The construction industry is now and historically has been a man’s world. Even though medieval European manuscripts document that a surprising number of women worked alongside men building cathedrals and fortifying city walls, they were largely relegated to menial jobs, earning half of what their male counterparts were paid.

Back then, it was socially unacceptable and in fact immoral for a woman to work for wages. Her duty, her sole focus in life, was to care for her husband and children. Sound familiar, ladies?

Payroll documents from those times rarely mentioned female workers by name. Instead, they were referred to only as doña, femme, or wench, reflecting the shame and disgrace surrounding women who did manual labor.

Today, although women working in the trades are certainly paid more than their medieval counterparts and need no longer hang their heads in shame , a mere 8.9 percent of the industry’s workforce is female.

It’s a fair question to ask, since the feminist movement has been around for decades, why there are still so few females in the industry. It may well be that many women simply are not interested in or drawn to these jobs. They don’t want to get filthy dirty every day, “walk the high steel,” or work outdoors in all manner of weather.

Another possibility: Modern women raised with Title IX and the EEOC are unwilling to tolerate a hostile workplace environment. Stories abound of women on construction sites being subjected to unrelenting harassment and abuse by their male supervisors and coworkers. Some men in the industry, upon hearing the phrase “women in construction,” don’t think of real women doing real jobs but instead picture a Playboy fantasy of gorgeous buxom blondes clad only in toolbelts and steel-toed boots.

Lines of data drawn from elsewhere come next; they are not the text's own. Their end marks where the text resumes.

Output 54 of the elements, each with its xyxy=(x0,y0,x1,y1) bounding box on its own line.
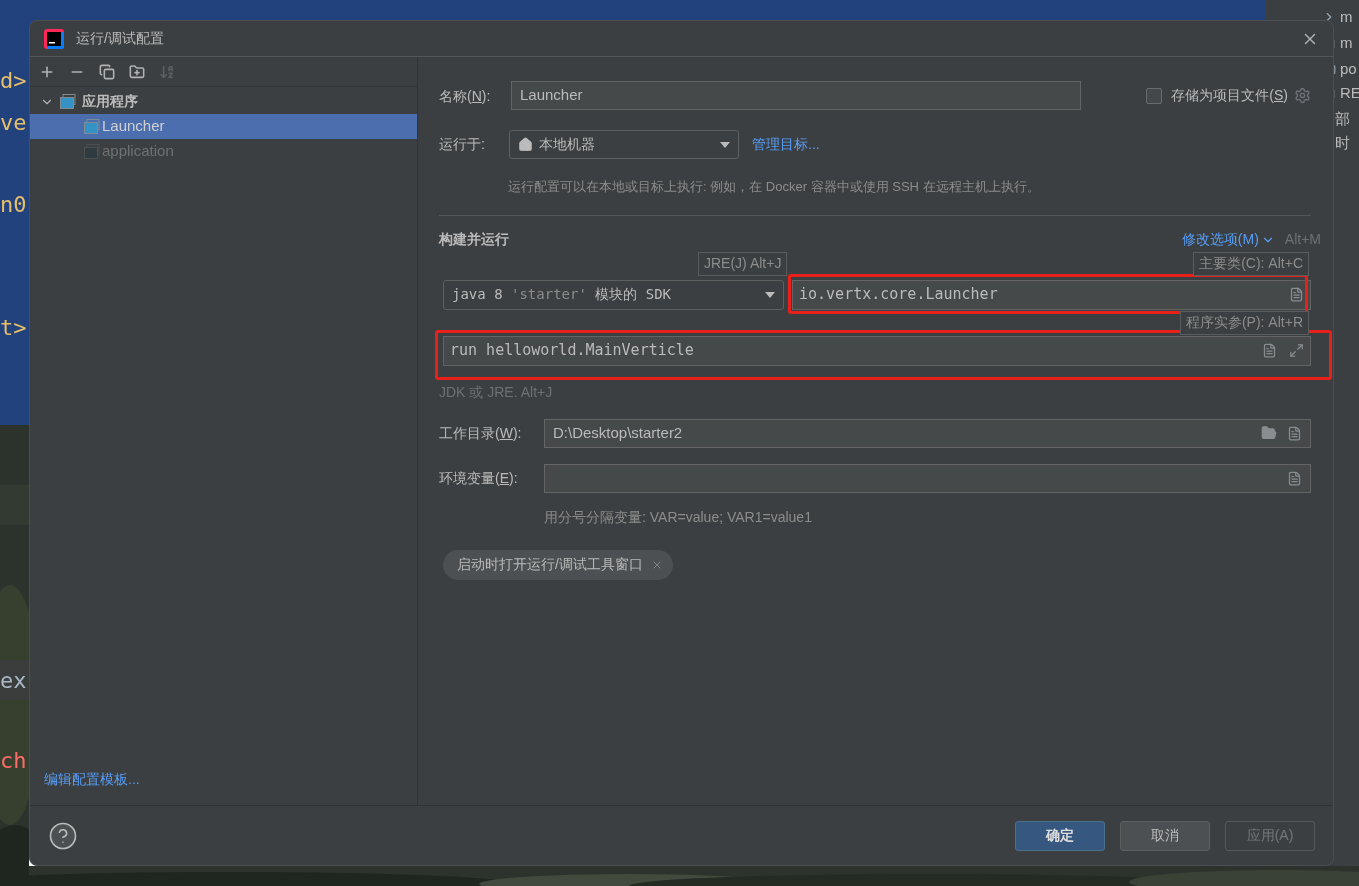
app-logo-icon xyxy=(44,28,64,49)
tooltip: 程序实参(P): Alt+R xyxy=(1179,310,1309,335)
tree-fragment[interactable]: m xyxy=(1340,6,1353,29)
dialog-button[interactable]: 取消 xyxy=(1120,820,1210,851)
help-icon[interactable] xyxy=(48,820,78,851)
window-icon xyxy=(84,119,100,134)
sdk-dropdown[interactable]: java 8 'starter' 模块的 SDK xyxy=(443,279,784,310)
home-icon xyxy=(518,137,533,152)
folder-plus-icon[interactable] xyxy=(129,63,145,80)
tree-item[interactable]: Launcher xyxy=(30,114,417,139)
main-class-field[interactable]: io.vertx.core.Launcher xyxy=(792,279,1311,310)
manage-targets-link[interactable]: 管理目标... xyxy=(752,134,820,155)
section-title: 构建并运行 xyxy=(439,230,509,249)
edit-templates-link[interactable]: 编辑配置模板... xyxy=(44,771,140,787)
window-icon xyxy=(84,144,100,159)
store-as-file-label: 存储为项目文件(S) xyxy=(1171,86,1288,105)
option-chip[interactable]: 启动时打开运行/调试工具窗口 xyxy=(443,549,673,580)
document-icon[interactable] xyxy=(1287,470,1302,486)
code-fragment: ve xyxy=(0,109,27,137)
checkbox[interactable] xyxy=(1146,87,1163,104)
window-icon xyxy=(60,94,76,109)
tree-fragment[interactable]: 部 xyxy=(1335,108,1350,131)
code-fragment: t> xyxy=(0,314,27,342)
program-arguments-field[interactable]: run helloworld.MainVerticle xyxy=(443,335,1311,366)
environment-variables-field[interactable] xyxy=(544,463,1311,493)
document-icon[interactable] xyxy=(1287,425,1302,441)
hint-text: 用分号分隔变量: VAR=value; VAR1=value1 xyxy=(544,507,813,527)
document-icon[interactable] xyxy=(1262,343,1277,358)
settings-icon[interactable] xyxy=(1294,87,1311,104)
code-fragment: n0 xyxy=(0,191,27,219)
modify-options-link[interactable]: 修改选项(M) xyxy=(1181,229,1275,250)
tree-fragment[interactable]: po xyxy=(1340,58,1357,81)
tree-group[interactable]: 应用程序 xyxy=(82,91,138,112)
code-fragment: d> xyxy=(0,67,27,95)
folder-icon[interactable] xyxy=(1261,425,1277,441)
environment-variables-label: 环境变量(E): xyxy=(439,470,518,486)
run-on-dropdown[interactable]: 本地机器 xyxy=(509,130,739,159)
ok-button[interactable]: 确定 xyxy=(1015,820,1105,851)
document-icon[interactable] xyxy=(1289,287,1304,302)
copy-icon[interactable] xyxy=(99,63,115,80)
tree-fragment[interactable]: m xyxy=(1340,32,1353,55)
name-field[interactable]: Launcher xyxy=(511,81,1081,110)
tooltip: JRE(J) Alt+J xyxy=(698,251,788,276)
working-directory-field[interactable]: D:\Desktop\starter2 xyxy=(544,418,1311,448)
hint-text: 运行配置可以在本地或目标上执行: 例如，在 Docker 容器中或使用 SSH 在远程主机上执行。 xyxy=(508,178,1041,196)
expand-icon[interactable] xyxy=(1289,343,1304,358)
tree-fragment[interactable]: 时 xyxy=(1335,132,1350,155)
name-label: 名称(N): xyxy=(439,87,491,104)
dropdown-arrow-icon xyxy=(720,141,730,148)
working-directory-label: 工作目录(W): xyxy=(439,425,522,441)
dropdown-arrow-icon xyxy=(765,291,775,298)
window-title: 运行/调试配置 xyxy=(76,29,165,48)
tooltip: 主要类(C): Alt+C xyxy=(1193,251,1309,276)
run-on-label: 运行于: xyxy=(439,135,486,154)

Colorado is making efforts to boost the measly percentage of women in construction, as illustrated by a outlining organized efforts by a coalition of schools, construction companies and advocacy groups to make the field more appealing to young girls and women. They are placing special emphasis on the benefits of apprenticeship programs, where participants receive four years of paid on-the-job training and free classroom instruction after hours.

I know that my mother, given the chance to learn a skilled trade through a paid apprenticeship, would have jumped at the opportunity, if for no other reason than to avoid drowning in the secretarial pool. In my family, gender roles were reversed. My mother could fix just about anything, whereas the mere mention of home repair would cause my father to spook like a skittish horse and bolt for the nearest tavern.

Unlike other families in my neighborhood where dads were kept busy every weekend with “honey-do” tasks, my father had a “honey-don’t” list specifically designed by my mother to keep him far away from leaky faucets and clogged drains. Dad meant well, but his idea of “helping” my mother was to stand at the base of the ladder while she put up storm windows and shout, “Watch it! Look out! Don’t fall!”

If Colorado is truly serious about getting more women into construction, just look back to the example set in World War II, when women were desperately needed in non-traditional jobs to take the place of men who were at war. One government advertisement asked women: “Can you use an electric mixer? If so, you can learn to operate a drill.”

The spirit and determination of “Rosie the Riveter” is what’s needed today. Plus, women must be assured that, this time, they can keep these jobs and not have to give them up when Johnny comes marching home.